From the Field: A Collection of Writings from National Geographic
- Book Reviews,
by Charles McCarry (Editor)

From the Field: A Collection of Writings from National Geographic

SYNOPSIS

A selection of 75 works by novelists, poets, presidents, and more who have contributed to National Geographic.

FROM THE CRITICS

Booknews

Figures such as Alexander Graham Bell, Theodore Roosevelt, Archibald MacLeish, and Charles Lindbergh share the same pages with Joseph Conrad, Jane Goodhall, Amelia Earhart, Maya Angelou and others in this wide-ranging selection of writings from the Society's archives, offering eloquent proof that although a picture may indeed be worth a thousand words, a well-turned phrase has a magic all its own. Chronicles 100 years of discovery and includes a capsule history of the itself. No index. Annotation c. by Book News, Inc., Portland, Or.

Kirkus Reviews

A fine, wide-ranging anthology from the pages of one of the world's most popular magazines.

National Geographic has for a century cultivated an austere, formal image as a heavily illustrated but scholarly vehicle for conveying knowledge about the planet and its peoples. Its staff, writes former editor-at-large McCarry (Second Sight, 1991) in his good-natured introduction, was considerably less austere, to the point of being eccentric and even somewhat dangerous, qualities that sometimes escaped the printed page.
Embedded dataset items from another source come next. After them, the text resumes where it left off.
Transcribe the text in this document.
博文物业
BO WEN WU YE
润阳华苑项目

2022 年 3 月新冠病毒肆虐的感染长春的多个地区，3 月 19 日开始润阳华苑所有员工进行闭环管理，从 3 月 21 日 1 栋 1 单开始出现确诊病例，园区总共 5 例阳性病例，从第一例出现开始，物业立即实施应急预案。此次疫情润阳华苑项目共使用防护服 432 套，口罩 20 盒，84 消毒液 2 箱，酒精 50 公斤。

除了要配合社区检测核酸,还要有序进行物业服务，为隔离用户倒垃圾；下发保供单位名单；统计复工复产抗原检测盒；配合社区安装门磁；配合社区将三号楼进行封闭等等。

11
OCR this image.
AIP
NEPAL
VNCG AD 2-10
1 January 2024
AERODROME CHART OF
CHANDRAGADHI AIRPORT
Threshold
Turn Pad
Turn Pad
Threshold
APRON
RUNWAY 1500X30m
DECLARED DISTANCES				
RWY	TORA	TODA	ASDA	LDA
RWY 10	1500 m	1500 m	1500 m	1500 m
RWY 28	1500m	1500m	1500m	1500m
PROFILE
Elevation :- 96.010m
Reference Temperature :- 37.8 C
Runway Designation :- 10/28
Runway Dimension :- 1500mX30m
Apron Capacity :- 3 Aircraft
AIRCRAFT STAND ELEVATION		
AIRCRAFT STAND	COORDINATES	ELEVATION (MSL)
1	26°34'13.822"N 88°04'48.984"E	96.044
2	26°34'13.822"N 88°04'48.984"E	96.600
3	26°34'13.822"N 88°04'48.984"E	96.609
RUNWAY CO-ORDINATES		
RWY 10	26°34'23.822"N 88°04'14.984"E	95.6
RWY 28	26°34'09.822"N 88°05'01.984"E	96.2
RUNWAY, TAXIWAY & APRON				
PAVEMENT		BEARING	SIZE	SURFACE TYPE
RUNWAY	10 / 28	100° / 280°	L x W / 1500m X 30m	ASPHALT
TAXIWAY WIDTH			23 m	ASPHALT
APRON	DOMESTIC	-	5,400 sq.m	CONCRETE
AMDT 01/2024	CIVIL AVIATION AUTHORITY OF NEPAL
The editors saw to that, imposing the somber personality of the magazine on its contributors; even so, McCarry notes, "whatever the editorial climate, several generations of Geographic writers doggedly continued to turn out prose that was mostly literate and entertaining." After addressing the history of the bare native breast and the quirks of longtime helmsmen Gilbert and Melville Grosvenor (the former instructed an editor never to accept any contribution by one Magoffin, whose "ways are not our ways"), among other matters, McCarry proceeds to offer a well-considered sampling of material drawn from issues over Geographic's 109-year run. Much of the material is new or very recent, including Barry Lopez's luminous essay on the California desert and David Remnick's perilous travels through the new, mafia-overrun Russia. Other pieces are decades old, but they have historical and literary interest that keeps them from seeming too dated—even when correspondent Theodore Roosevelt refers knowingly to Nairobi, Kenya, as "a town of perhaps 5,000 to 6,000 people" and combat journalist David Douglas Duncan easily writes of "hurling bombs with a mighty shout into Jap faces."

The mix of old and new, coupled with McCarry's wry commentary, makes for a constantly edifying reader.